Bir zamanlar Karşıyaka’nın, şimdiyse Fenerbahçe’nin oyun kurucusu Bobby Dixon, hayatını anlatan bir kitap yazdı: ‘Savaşçı: Dipten Zirveye’. Kitabı okurken sarsılacaksınız. Çünkü Dixon’ın daha çocuk yaşlarda Şikago’nun yoksul mahallelerinde nasıl uyuşturucu satarken yakalanıp cezaevine düştüğünü, babasının bir kez bile kendisini basketbol oynarken seyretmediğini, yiyecek çaldığını öğreneceksiniz. Tabii bugün nasıl kendini Avrupa’nın en büyük kulüplerinden birinde, zirvede bulduğunu da... Dixon’la hem açık yüreklilikle yazdığı kitabını konuştuk hem de bire bir maç yaptık.

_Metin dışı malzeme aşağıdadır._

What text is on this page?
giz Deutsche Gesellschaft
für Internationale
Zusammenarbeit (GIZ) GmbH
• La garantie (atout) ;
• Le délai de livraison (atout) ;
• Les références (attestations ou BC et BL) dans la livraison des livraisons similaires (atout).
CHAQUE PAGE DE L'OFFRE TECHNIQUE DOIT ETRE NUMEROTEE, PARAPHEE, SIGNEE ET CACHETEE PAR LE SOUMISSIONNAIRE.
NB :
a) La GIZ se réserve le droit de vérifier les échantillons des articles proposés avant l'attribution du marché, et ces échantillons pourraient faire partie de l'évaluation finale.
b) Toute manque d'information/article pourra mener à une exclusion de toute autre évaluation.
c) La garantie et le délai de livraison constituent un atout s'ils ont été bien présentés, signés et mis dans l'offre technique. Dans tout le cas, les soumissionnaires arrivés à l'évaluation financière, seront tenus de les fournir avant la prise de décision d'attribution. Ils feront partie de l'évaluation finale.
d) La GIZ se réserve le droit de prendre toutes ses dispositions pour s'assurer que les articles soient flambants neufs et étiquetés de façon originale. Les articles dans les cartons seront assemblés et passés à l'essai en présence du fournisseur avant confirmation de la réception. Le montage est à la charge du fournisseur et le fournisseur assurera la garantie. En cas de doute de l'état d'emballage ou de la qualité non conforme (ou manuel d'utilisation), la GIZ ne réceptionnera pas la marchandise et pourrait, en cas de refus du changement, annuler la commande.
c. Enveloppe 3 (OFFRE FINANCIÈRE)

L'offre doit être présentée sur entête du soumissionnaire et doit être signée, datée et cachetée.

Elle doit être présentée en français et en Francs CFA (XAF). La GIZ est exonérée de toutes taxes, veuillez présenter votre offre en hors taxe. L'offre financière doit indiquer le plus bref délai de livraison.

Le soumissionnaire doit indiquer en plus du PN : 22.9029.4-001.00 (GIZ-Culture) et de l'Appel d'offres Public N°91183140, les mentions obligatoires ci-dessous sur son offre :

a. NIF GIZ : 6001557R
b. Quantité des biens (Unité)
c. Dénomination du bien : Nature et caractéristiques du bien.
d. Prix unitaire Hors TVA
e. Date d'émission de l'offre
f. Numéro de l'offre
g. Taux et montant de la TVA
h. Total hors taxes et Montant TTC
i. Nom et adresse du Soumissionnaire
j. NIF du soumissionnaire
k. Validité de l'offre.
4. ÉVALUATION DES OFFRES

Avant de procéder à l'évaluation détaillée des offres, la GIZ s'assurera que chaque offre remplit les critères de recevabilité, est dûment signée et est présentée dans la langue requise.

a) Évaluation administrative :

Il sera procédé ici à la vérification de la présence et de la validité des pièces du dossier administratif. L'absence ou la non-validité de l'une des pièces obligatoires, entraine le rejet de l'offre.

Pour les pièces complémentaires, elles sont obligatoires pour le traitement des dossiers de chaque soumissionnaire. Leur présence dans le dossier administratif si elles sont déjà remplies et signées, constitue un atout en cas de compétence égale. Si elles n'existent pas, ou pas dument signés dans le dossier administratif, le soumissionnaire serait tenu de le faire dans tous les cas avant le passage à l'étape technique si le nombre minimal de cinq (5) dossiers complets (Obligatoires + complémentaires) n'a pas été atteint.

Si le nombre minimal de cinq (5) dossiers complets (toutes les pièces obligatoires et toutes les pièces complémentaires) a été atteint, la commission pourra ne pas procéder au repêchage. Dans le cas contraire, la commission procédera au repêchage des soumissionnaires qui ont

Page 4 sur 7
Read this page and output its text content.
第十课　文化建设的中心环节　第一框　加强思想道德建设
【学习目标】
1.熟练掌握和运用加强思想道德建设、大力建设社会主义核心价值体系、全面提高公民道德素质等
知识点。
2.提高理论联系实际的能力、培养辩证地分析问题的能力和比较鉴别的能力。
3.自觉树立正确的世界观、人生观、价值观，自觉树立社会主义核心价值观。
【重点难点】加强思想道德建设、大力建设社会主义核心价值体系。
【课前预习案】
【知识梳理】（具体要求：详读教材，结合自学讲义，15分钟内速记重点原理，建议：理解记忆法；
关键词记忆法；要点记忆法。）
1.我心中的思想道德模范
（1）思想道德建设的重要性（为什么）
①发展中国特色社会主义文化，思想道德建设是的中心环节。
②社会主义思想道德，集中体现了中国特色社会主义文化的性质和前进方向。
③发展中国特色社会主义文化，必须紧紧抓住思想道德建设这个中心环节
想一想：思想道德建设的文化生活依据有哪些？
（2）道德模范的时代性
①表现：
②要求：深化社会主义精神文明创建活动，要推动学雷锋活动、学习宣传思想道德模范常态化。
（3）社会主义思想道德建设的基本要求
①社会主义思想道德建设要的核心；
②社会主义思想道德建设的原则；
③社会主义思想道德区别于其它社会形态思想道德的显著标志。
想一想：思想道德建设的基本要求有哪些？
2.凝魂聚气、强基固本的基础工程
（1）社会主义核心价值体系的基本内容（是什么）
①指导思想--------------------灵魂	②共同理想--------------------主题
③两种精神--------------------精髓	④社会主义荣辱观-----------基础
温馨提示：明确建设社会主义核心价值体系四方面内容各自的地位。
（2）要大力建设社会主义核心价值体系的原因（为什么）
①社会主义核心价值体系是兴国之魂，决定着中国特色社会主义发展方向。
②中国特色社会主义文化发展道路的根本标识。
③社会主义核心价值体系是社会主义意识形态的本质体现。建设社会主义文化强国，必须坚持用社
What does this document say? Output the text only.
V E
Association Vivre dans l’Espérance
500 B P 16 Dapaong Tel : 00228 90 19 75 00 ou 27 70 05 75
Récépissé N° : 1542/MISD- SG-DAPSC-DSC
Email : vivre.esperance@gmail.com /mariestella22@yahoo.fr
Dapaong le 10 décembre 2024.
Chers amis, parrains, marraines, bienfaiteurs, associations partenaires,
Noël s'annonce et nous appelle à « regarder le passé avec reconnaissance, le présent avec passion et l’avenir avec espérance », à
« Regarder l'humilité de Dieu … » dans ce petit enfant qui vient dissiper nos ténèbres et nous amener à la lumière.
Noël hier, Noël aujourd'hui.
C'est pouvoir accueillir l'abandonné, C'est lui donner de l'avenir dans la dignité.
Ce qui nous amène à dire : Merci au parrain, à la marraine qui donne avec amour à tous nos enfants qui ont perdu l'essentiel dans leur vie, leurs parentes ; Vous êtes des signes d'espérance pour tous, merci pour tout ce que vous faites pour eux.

Kitapta, kendinizi bu hikâyeyi yazmaya zorunlu hissettiğinizi belirtiyorsunuz. Neden?
- Başta, basketbol anlamında hikâyemin biraz garip olduğunu düşündüğüm için böyle hissettim. Birçok insan bu noktaya gelmeyi başaramayabilir. Öte yandan, geçtiğim yollar birçok insan için ilham verici de olabilir. Bu nedenle her şeyi şeffaflıkla anlatmayı tercih ettim. Hiçbir şeyi gizlemeden...
Birçok kişi kitapta bahsettiğiniz bisiklet çalma, uyuşturucu satma gibi olayları yaşasa bile utanıp yazmayabilir. Sizin her şeyi tüm çıplaklığıyla anlatmanızın altında ne var?
- Benim geldiğim yerde insanlar her zaman ‘survival mode’da (hayatta kalma dürtüsüyle) yaşamak zorundaydı. Normalde insanın sahip olacağı bazı duygu ve yaklaşımlar, amacınız sadece hayatta kalma içgüdüsüne indirgenince kaybolabiliyor. O zamanlar ben de bu güdüyle hareket ediyordum. Her şeyi açıkça anlattım ve bundan utanmıyorum çünkü kendimi mükemmelmişim gibi gösterme kaygım yok. Benim de hatalarım oldu, ben de kötü şeyler yaptım. İnsanın geçmişi bazen küçük düşürücü olabiliyor. Ama kendimi bunlardan bağımsız anlatamazdım.